The Arlington County Board moved forward with the county's planned $80 million riverfront aquatics center by approving its master plan.

The facility -- which includes a 50-meter pool, a water park with a lazy river, a teaching pool and a hot water therapy pool along with several fitness rooms and an indoor track -- would be part of Long Bridge Park in Crystal City. The park is home to multiple lighted outdoor fields and event spaces along the Potomac River.

"Our actions today move us closer to realizing the dream of transforming a former brown field into one of the region's most dynamic parks, recreation and athletic facilities in one of its most beautiful natural settings," Arlington County Board Chairman J. Walter Tejada said in a statement. "Long Bridge Park's fields, views and esplanade already serve thousands of Arlingtonians. Soon, many more also will be able to swim, play indoor sports or exercise year-round in this unique park."

The pool complex has been met with some pushback over the past few months, mainly from critics questioning the facility's price tag. The Arlington Republican Committee joined forces with the county Green Party last year to speak out against the project before Election Day, calling on the county to scrap the plan or find a cheaper alternative.

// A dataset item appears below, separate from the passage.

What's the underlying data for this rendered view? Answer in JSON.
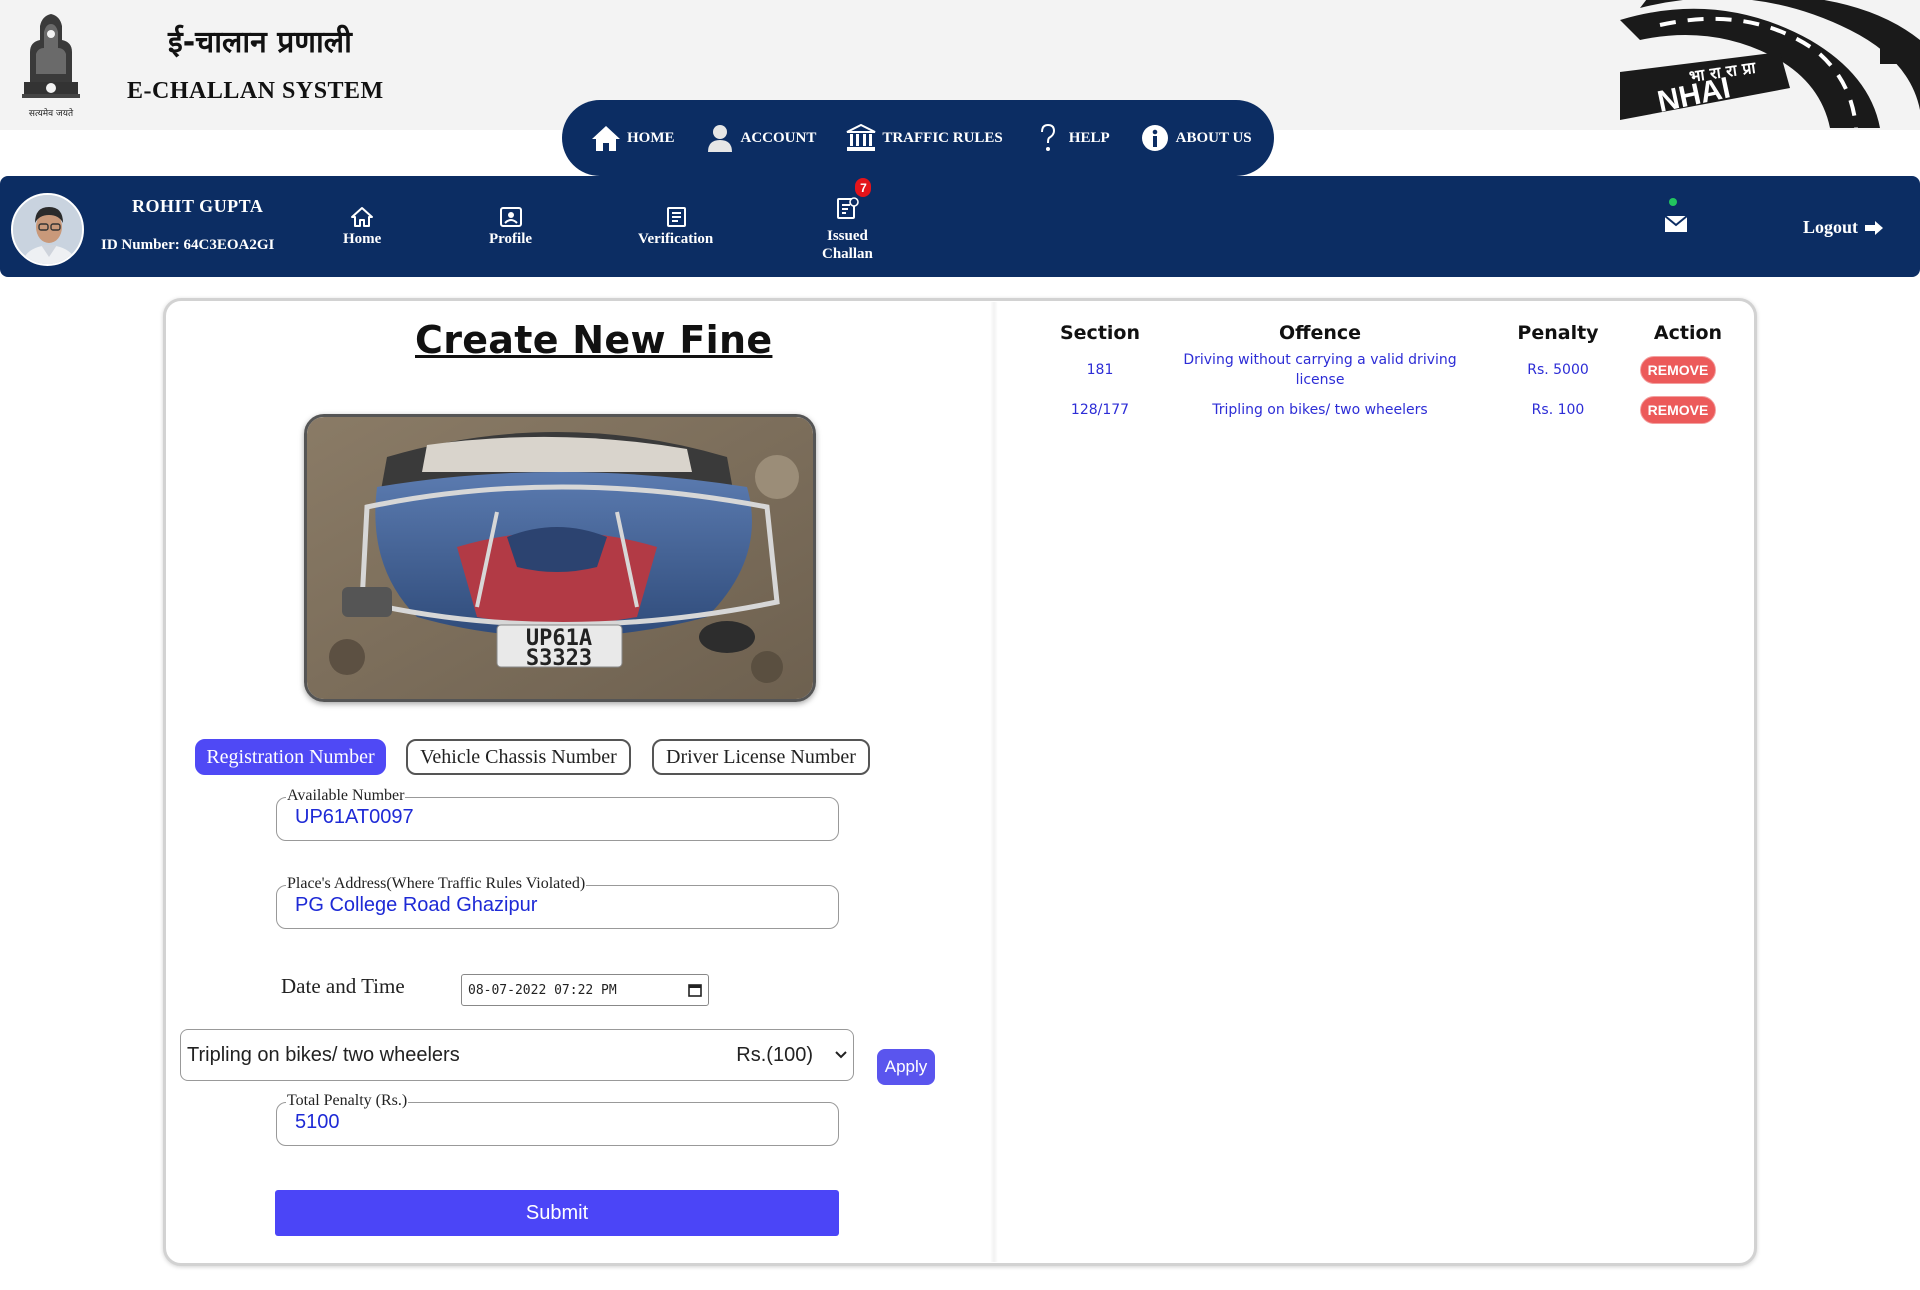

Arlington officials countered that the county only has three swimming pools -- all at local high schools -- and that more and more residents were participating in aquatics programs. That November's ballot initiative for a $50 million bond to pay for the complex's construction was approved by 63 percent of voters.

The board also approved a special use permit to open a homeless shelter in a county-owned building on 14th Street. The shelter, which is expected to open in 2014, would house 50 permanent beds, five medical respite beds and 25 extra beds during the winter. The planned shelter also includes support services, a dining area and office space.

"Arlington has long needed a permanent, year-round, comprehensive Homeless Services Center," Tejada said. "The county has been working with neighboring residents and the broader community, and will continue to work with them to address concerns about security and other areas as this project moves forward."